When Berlioz himself was given the opportunity to rearrange the work for the Opéra de Paris nearly twenty years later, he was determined to alter as little as possible. But in those days strict regulations governed what each Parisian lyric theatre could show. So the spoken dialogue had to go; speech was the domain of the Opéra Comique. Berlioz's replacement recitatives - in French, like the translated libretto - meld so selflessly and seamlessly into the original music you could imagine they were written by Weber himself. The Opéra's demands for a ballet were met with the stylistically incongruous addition of an orchestrated version of Weber's piano piece Invitation to the Dance - an oddity retained for this Proms concert performance despite the absence of dancers.

In the spirit of Berlioz, John Eliot Gardiner attempts to strip back accumulated questionable performance practices and return the work to its roots in an interpretation created for a fully staged version shown in Paris this spring. With the period instruments of his Orchestre Révolutionnaire et Romantique and lighter voices than are usually cast, Gardiner looks backward, highlighting Weber's French precedents, playing down his proto-Wagnerian innovations and toying gently here and there with both Weber's and Berlioz's versions of the score.

Whatever the academic merits of the approach, the light, springy orchestral textures and spirited pacing lent a Gallic flair that sat well with the French words. But there wasn't the weight or power to make moments of high drama truly telling. Despite Gardiner's addition of blood-curdling screams from the galleries and a Gauloise-rasping devil, the Wolf's Glen scene elicited more giggles than shudders.

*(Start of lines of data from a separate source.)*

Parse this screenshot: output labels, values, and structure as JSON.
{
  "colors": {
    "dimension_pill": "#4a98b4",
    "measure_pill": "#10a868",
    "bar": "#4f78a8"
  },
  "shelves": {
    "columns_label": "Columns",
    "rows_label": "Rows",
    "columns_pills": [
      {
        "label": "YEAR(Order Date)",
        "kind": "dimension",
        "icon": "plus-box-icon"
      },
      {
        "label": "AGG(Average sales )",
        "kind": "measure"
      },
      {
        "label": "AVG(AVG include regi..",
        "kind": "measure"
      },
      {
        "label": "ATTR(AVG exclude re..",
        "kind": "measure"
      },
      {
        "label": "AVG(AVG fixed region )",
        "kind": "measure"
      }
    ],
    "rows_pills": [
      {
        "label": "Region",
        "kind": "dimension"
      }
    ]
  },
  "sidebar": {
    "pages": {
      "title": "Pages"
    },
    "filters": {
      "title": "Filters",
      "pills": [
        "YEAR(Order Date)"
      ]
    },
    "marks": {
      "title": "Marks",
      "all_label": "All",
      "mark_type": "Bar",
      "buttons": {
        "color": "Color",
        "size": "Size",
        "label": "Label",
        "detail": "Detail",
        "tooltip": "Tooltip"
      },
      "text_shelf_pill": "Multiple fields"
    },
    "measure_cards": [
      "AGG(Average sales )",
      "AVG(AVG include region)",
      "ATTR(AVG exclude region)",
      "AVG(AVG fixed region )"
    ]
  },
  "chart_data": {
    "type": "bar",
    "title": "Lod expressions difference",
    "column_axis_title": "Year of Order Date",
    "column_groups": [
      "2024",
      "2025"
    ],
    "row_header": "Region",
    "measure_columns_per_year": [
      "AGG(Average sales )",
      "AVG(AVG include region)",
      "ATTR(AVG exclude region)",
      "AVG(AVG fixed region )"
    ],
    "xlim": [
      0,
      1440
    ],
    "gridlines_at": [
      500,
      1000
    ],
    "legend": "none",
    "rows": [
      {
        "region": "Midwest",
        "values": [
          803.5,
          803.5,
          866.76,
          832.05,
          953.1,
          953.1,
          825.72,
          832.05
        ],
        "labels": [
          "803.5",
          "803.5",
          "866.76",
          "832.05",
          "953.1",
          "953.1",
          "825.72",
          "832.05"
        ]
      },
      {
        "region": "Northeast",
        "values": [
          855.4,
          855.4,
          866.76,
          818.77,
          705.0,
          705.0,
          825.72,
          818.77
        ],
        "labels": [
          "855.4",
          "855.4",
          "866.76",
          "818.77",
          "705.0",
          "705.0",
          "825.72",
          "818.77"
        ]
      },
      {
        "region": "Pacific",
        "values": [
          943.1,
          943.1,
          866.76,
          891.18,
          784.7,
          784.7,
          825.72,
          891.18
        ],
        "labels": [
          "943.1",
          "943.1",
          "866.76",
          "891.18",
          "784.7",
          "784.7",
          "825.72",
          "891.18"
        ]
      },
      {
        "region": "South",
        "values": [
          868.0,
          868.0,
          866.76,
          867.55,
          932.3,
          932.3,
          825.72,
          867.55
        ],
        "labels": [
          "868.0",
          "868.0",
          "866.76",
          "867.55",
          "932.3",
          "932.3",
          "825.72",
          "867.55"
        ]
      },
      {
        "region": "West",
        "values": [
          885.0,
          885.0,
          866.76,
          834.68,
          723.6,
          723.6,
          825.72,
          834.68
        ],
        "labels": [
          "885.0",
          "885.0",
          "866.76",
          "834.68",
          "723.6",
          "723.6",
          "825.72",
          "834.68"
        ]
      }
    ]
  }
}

Tellingly, the scariest moment in the whole evening came right at the start as the singer/huntsmen aimed their muskets at the cheap seats and fired.

The Mozartian-scaled voices of the cast may have worked well in the smaller Paris venue, but most seemed a size too small in the vast and acoustically tricky Royal Albert Hall. Only Gidon Saks as the cursed hunter Kaspar had the required heft. His dark bass didn't sacrifice craft or complexity to reach out to the back rows either. The lyric tenor Andrew Kennedy was more questionably cast as Max. Heroic timbre is essential in this heroic role and Kennedy's attention to text and often exquisite tone didn't compensate for this fundamental shortfall. Sophie Karthäuser was similarly underequipped to tackle Max's love, Agathe. She sang prettily but ran out of wind at the end of her long phrases, sounding effortful where she should have been enchanting. Virginie Pochon made a better impression as her cousin Ännchen for the simple reason that she could actually meet the demands of the role. No doubt the BBC technicians craftily rebalanced voices for the Radio 3 live broadcast as they usually do - this may have been one occasion when the broadcast sounded better than the live show.